I want to crawl my SPA built by the Vue framework (Relatively same as React framework). However, I see that the content is not rendered while crawling. The result is:
<!doctype html>
<HTML>
<body>
<div id=app>
</div>
<script type=text/javascript src=/static/js/manifest.2ae2e69a05c33dfc65f8.js></script>
<script type=text/javascript src=/static/js/vendor.60c471696de493d48a1c.js></script>
<script type=text/javascript src=/static/js/app.335a9e9866cb7dc6a517.js></script>
</body>
</html>
Are the component-based javascript frameworks anti crawling? How can I make the component to be rendered by the crawler?
I'm using Abot
framework for crawling propose
CodePudding user response:
All Abot does is send a request to the target website, parse the data, and pass it back to you.
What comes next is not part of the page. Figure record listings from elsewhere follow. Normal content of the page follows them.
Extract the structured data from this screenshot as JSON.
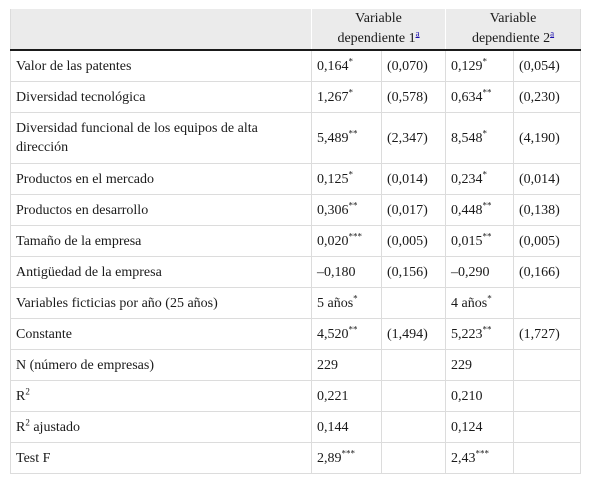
{
  "header": {
    "col1_line1": "Variable",
    "col1_line2": "dependiente 1",
    "col1_note": "a",
    "col2_line1": "Variable",
    "col2_line2": "dependiente 2",
    "col2_note": "a"
  },
  "rows": [
    {
      "label": "Valor de las patentes",
      "v1": "0,164",
      "s1": "*",
      "e1": "(0,070)",
      "v2": "0,129",
      "s2": "*",
      "e2": "(0,054)"
    },
    {
      "label": "Diversidad tecnológica",
      "v1": "1,267",
      "s1": "*",
      "e1": "(0,578)",
      "v2": "0,634",
      "s2": "**",
      "e2": "(0,230)"
    },
    {
      "label": "Diversidad funcional de los equipos de alta dirección",
      "v1": "5,489",
      "s1": "**",
      "e1": "(2,347)",
      "v2": "8,548",
      "s2": "*",
      "e2": "(4,190)"
    },
    {
      "label": "Productos en el mercado",
      "v1": "0,125",
      "s1": "*",
      "e1": "(0,014)",
      "v2": "0,234",
      "s2": "*",
      "e2": "(0,014)"
    },
    {
      "label": "Productos en desarrollo",
      "v1": "0,306",
      "s1": "**",
      "e1": "(0,017)",
      "v2": "0,448",
      "s2": "**",
      "e2": "(0,138)"
    },
    {
      "label": "Tamaño de la empresa",
      "v1": "0,020",
      "s1": "***",
      "e1": "(0,005)",
      "v2": "0,015",
      "s2": "**",
      "e2": "(0,005)"
    },
    {
      "label": "Antigüedad de la empresa",
      "v1": "–0,180",
      "s1": "",
      "e1": "(0,156)",
      "v2": "–0,290",
      "s2": "",
      "e2": "(0,166)"
    },
    {
      "label": "Variables ficticias por año (25 años)",
      "v1": "5 años",
      "s1": "*",
      "e1": "",
      "v2": "4 años",
      "s2": "*",
      "e2": ""
    },
    {
      "label": "Constante",
      "v1": "4,520",
      "s1": "**",
      "e1": "(1,494)",
      "v2": "5,223",
      "s2": "**",
      "e2": "(1,727)"
    },
    {
      "label": "N (número de empresas)",
      "v1": "229",
      "s1": "",
      "e1": "",
      "v2": "229",
      "s2": "",
      "e2": ""
    },
    {
      "label": "R",
      "label_sup": "2",
      "v1": "0,221",
      "s1": "",
      "e1": "",
      "v2": "0,210",
      "s2": "",
      "e2": ""
    },
    {
      "label": "R",
      "label_sup": "2",
      "label_suffix": " ajustado",
      "v1": "0,144",
      "s1": "",
      "e1": "",
      "v2": "0,124",
      "s2": "",
      "e2": ""
    },
    {
      "label": "Test F",
      "v1": "2,89",
      "s1": "***",
      "e1": "",
      "v2": "2,43",
      "s2": "***",
      "e2": ""
    }
  ]
}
As you probably know, frameworks like React or Vue are 100% JavaScript based, meaning no data will be rendered unless you run the JavaScript. So the solution here is to launch a headless browser or another DOM engine and scrape the data.
Several engines you could use are Selenium (browser automation framework available in Python and some other languages), Puppeteer (Chromium-based web-scraper in NodeJS), or a DOM engine like JSDOM.
Moral of the story is: if you want to see result rendered by JavaScript you must execute the JavaScript inside a DOM.